Nella ripetitiva proposizione di categorie affettive, da parte del paziente, si può far notare la possibilità, come tentativo, non ancora possibile, né riuscito, di venire a capo degli affetti sottostanti e non contattabili, ma solo riproposti come agiti. Con questo processo, che testa e “modifica” la realtà della relazione tra paziente e analista, con le conseguenti risposte sollecitate nello stesso analista, si può accedere, nei limiti stessi della struttura del paziente e della relazione terapeutica, la possibilità di scoprire le passate categorizzazioni e ampliarle con i nuovi elementi percettivi che si assimilano a partire proprio dalla nuova esperienza di cura e dalla nuova relazione con l’analista. “Risulta evidente che il terapeuta viene coinvolto in qualità di necessario collaboratore nel processo di addestramento affettivo o, per dirla in modo più accurato, di riaddestramento affettivo […] ciò che si nota è la ripetizione di ciò che è stato sperimentato nel passato e la successiva ricerca di ciò che avrebbe dovuto accadere ma non è accaduto” (Modell 1994, pag. 79).
È evidente come, nel corso dello sviluppo, sia fondamentale da parte del soggetto accudente, rendere identificabili gli stati affettivi del bambino. La capacità di tollerare gli stati affettivi è un aspetto che rientra nel temperamento soggettivo e quanto il temperamento sia fisso e geneticamente determinato e quanto modificabile, in rapporto alle esperienze, è una questione ancora da chiarire. In ogni caso, nello sviluppo della capacità di contenere i propri affetti, è fondamentale il ruolo materno di elaborazione di tali affetti. Il processo analitico consente, utilizzando le risposte affettive del terapeuta, di lavorare i deficit affettivi del paziente, infatti “numerosi pazienti rivolgono al proprio terapeuta la richiesta di identificare quanto stanno sentendo perché mancano della capacità di percepire i propri affetti” (Modell 1994, pag. 82).
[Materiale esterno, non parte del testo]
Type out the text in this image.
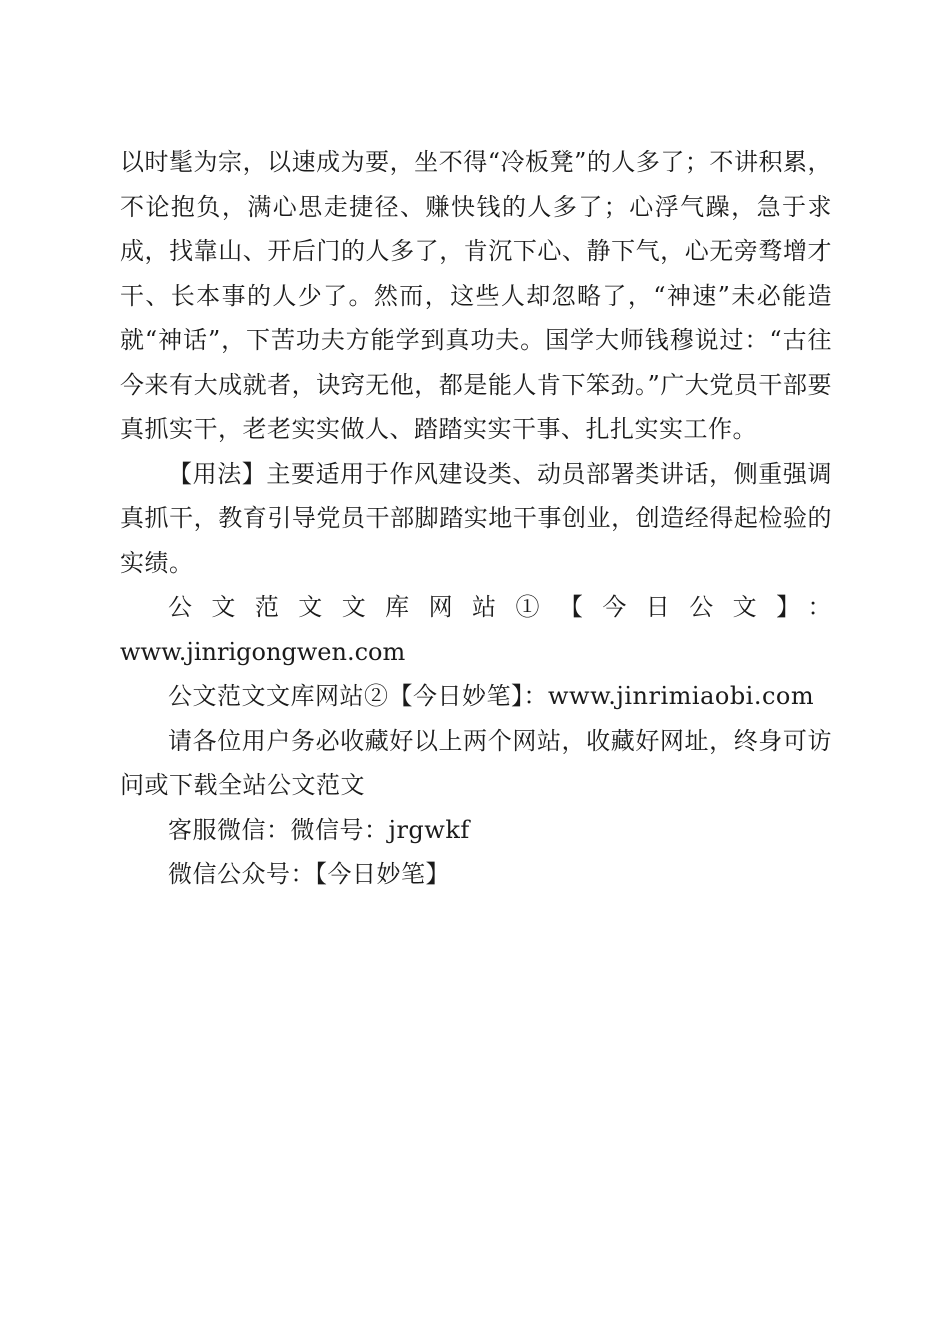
以时髦为宗，以速成为要，坐不得“冷板凳”的人多了；不讲积累，不论抱负，满心思走捷径、赚快钱的人多了；心浮气躁，急于求成，找靠山、开后门的人多了，肯沉下心、静下气，心无旁骛增才干、长本事的人少了。然而，这些人却忽略了，“神速”未必能造就“神话”，下苦功夫方能学到真功夫。国学大师钱穆说过：“古往今来有大成就者，诀窍无他，都是能人肯下笨劲。”广大党员干部要真抓实干，老老实实做人、踏踏实实干事、扎扎实实工作。

【用法】主要适用于作风建设类、动员部署类讲话，侧重强调真抓干，教育引导党员干部脚踏实地干事创业，创造经得起检验的实绩。

公文范文文库网站①【今日公文】：

www.jinrigongwen.com

公文范文文库网站②【今日妙笔】：www.jinrimiaobi.com

请各位用户务必收藏好以上两个网站，收藏好网址，终身可访问或下载全站公文范文

客服微信：微信号：jrgwkf

微信公众号：【今日妙笔】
Con le operazioni di ri-trascrizione descritte da Edelman è evidente come l’uso del paziente delle risposte affettive dell’analista può anche essere posto al servizio della riparazione di deficit evolutivi, perché le risposte affettive dell’analista possono definire una sostituzione di quanto mancava. “Possiamo osservare il fatto che a volte i pazienti useranno le risposte affettive del terapeuta come un modello da emulare ed interiorizzare” (Modell 1994, pag. 84).
In questa attuale cornice teorica, con gli ultimi sviluppi delle neuroscienze, anche il sapere psicoanalitico può consentirsi di incontrare nuovi “percetti di conoscenza”, ampliando le sue vecchie categorie e strutturando nuove concettualizzazioni, che danno una forma più precisa ed un’elaborazione più ampia, completa e rinnovata, alle iniziali intuizioni di Freud e a quelle dei suoi successori. Anche questo processo di ri-lettura dei testi classici, infatti, alla presenza di “nuovi contesti attuali”, ci restituisce l’importanza e l’aspetto evolutivo di una certa “ripetizione”, al servizio della crescita, come atto di approfondimento e di ricerca di “nuove possibilità”.